Again, not hopeful for the number on the scale this week.  I know I could have done better in the eating department even though I’ve done pretty amazing in the work outs.  Today even I did 2 hours of P90X and went for an hour long walk with Jeremy and the babies AND made sure to do the Ab work out.  So, I feel like I did my part today.  The hill during our walk that I normally huff and puff up, I went up pretty smoothly.  (So I wrote everything above on Wednesday.)
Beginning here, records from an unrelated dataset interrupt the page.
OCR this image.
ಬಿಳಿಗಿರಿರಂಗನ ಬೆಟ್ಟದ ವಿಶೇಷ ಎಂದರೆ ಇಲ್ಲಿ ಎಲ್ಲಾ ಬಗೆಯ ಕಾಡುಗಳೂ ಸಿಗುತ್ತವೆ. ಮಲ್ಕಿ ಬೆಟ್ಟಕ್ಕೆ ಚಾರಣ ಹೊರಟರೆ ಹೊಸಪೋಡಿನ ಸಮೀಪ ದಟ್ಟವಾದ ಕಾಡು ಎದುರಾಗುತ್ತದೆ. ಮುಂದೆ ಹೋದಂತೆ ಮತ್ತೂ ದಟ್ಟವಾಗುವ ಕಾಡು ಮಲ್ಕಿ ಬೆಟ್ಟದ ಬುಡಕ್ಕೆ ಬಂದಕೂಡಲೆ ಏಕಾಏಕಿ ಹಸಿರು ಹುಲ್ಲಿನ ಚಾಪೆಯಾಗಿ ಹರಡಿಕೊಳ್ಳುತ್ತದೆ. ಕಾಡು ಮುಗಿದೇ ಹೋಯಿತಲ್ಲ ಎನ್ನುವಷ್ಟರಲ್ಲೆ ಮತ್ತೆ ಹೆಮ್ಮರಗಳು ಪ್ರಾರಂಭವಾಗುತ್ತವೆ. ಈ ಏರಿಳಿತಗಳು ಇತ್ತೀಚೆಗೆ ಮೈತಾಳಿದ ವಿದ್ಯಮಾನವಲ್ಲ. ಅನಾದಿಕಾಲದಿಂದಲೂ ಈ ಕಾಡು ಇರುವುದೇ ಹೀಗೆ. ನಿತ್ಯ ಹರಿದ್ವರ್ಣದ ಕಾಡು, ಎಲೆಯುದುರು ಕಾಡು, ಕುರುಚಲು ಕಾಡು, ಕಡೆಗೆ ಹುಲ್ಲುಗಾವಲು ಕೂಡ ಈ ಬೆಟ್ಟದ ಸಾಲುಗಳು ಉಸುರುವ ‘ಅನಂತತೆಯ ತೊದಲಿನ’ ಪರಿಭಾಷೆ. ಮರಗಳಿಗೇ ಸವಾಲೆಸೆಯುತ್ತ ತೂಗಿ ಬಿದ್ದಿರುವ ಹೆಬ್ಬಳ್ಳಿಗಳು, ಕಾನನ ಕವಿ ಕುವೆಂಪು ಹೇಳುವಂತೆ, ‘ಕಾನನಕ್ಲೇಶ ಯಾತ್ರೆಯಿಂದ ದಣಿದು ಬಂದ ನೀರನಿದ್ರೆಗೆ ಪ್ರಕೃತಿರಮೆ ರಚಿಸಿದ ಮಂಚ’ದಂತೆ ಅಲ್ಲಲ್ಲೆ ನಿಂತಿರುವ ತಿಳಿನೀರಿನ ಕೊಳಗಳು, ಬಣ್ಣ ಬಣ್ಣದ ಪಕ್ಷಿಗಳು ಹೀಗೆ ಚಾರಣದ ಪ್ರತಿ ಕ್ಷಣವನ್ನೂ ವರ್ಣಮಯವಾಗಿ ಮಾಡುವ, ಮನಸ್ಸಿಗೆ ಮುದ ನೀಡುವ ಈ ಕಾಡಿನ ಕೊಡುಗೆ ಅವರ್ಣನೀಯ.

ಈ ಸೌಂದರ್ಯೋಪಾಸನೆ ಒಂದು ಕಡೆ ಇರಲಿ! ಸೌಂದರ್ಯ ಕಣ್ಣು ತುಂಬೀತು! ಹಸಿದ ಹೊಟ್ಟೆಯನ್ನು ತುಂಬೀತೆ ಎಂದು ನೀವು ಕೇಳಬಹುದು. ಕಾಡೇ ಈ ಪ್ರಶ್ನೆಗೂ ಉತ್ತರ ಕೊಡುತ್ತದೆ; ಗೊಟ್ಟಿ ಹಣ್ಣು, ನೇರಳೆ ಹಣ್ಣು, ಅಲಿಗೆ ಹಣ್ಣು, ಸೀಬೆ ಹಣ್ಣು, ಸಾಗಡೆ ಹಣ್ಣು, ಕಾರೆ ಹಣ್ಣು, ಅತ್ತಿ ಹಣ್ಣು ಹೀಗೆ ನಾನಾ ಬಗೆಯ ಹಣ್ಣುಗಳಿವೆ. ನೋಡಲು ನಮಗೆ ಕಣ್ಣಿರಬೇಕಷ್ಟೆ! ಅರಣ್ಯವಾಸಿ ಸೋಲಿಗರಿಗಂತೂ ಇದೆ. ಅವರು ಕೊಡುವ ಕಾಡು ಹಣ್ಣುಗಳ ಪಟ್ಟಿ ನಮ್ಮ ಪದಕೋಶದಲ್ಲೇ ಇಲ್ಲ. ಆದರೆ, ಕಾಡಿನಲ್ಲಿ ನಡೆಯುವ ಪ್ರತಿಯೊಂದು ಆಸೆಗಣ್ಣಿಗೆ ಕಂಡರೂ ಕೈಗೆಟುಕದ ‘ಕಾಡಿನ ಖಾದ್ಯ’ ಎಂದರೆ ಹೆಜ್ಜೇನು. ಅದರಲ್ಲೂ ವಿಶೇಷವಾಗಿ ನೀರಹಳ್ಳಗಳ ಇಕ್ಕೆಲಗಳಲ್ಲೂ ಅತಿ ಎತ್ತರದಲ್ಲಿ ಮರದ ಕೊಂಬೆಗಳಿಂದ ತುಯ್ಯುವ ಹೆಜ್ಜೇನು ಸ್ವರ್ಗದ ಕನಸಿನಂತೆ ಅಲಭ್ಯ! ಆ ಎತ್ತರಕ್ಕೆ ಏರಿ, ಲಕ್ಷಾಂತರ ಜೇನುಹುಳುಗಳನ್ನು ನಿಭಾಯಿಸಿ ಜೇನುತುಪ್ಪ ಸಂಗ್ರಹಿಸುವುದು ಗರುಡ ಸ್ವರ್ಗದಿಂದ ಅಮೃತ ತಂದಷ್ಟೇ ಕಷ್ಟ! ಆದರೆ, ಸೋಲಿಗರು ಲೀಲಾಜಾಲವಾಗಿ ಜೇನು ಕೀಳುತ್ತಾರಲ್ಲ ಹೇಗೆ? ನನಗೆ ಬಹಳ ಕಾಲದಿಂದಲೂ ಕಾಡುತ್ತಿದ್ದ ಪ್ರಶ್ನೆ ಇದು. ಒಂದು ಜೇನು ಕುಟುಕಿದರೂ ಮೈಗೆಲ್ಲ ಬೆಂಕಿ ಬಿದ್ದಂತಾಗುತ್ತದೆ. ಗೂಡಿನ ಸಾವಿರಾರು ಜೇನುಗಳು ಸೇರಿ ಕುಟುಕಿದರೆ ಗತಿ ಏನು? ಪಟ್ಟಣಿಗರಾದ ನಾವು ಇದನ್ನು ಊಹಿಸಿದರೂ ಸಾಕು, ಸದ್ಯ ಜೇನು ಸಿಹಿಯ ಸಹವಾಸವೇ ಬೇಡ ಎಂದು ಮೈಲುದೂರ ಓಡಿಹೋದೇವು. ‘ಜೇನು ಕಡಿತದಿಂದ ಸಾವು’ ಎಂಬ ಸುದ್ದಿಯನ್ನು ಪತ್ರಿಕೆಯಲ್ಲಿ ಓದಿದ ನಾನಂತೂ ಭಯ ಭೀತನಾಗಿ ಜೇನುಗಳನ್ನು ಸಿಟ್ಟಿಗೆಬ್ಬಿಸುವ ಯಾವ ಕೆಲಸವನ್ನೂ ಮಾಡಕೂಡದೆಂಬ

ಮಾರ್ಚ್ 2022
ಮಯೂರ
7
Today, being Thursday now, I definitely put the work outs in.  I did a Plyometrics AND Kenpo, that’s pretty crazy.  I didn’t want to do anything, I was pretty much trying to find any excuse I could to not work out, but I had none.  The up and down in weather has my mood up and down.  Of course after each work out I felt better.  While I was eating lunch, a Starkist Seasations Sesame Ginger Shrimp Frozen Entrée I bit into something hard.  Upon inspection of my mouth, I first thought it was a piece of glass, no no, it was a diamond!  We checked my wedding ring, and it was not from mine (thank goodness).  The diamond is pretty small, but I called Starkist and they want me to send it to them.  I’m thinking I’m hitting up a jeweler tomorrow to find out if it’s real!!!  It’s not like I can sue them, I wasn’t hurt and people lie and so I’m sure they won’t believe a word I say anyway, but I know the truth and so does Jeremy.
Weigh in tomorrow, we shall see!  Five weeks until Memphis, Six weeks until my 31st birthday,  I’d have to loss about 22 pounds to reach the first goal….I’m grateful for every pound!!  And the plan is to get up and do cardio AND my weight work out before I weigh in!  Doing that the other day really freed up my entire day!
Wednesday night at church was unbelievable!!!!  Just had to throw that out there!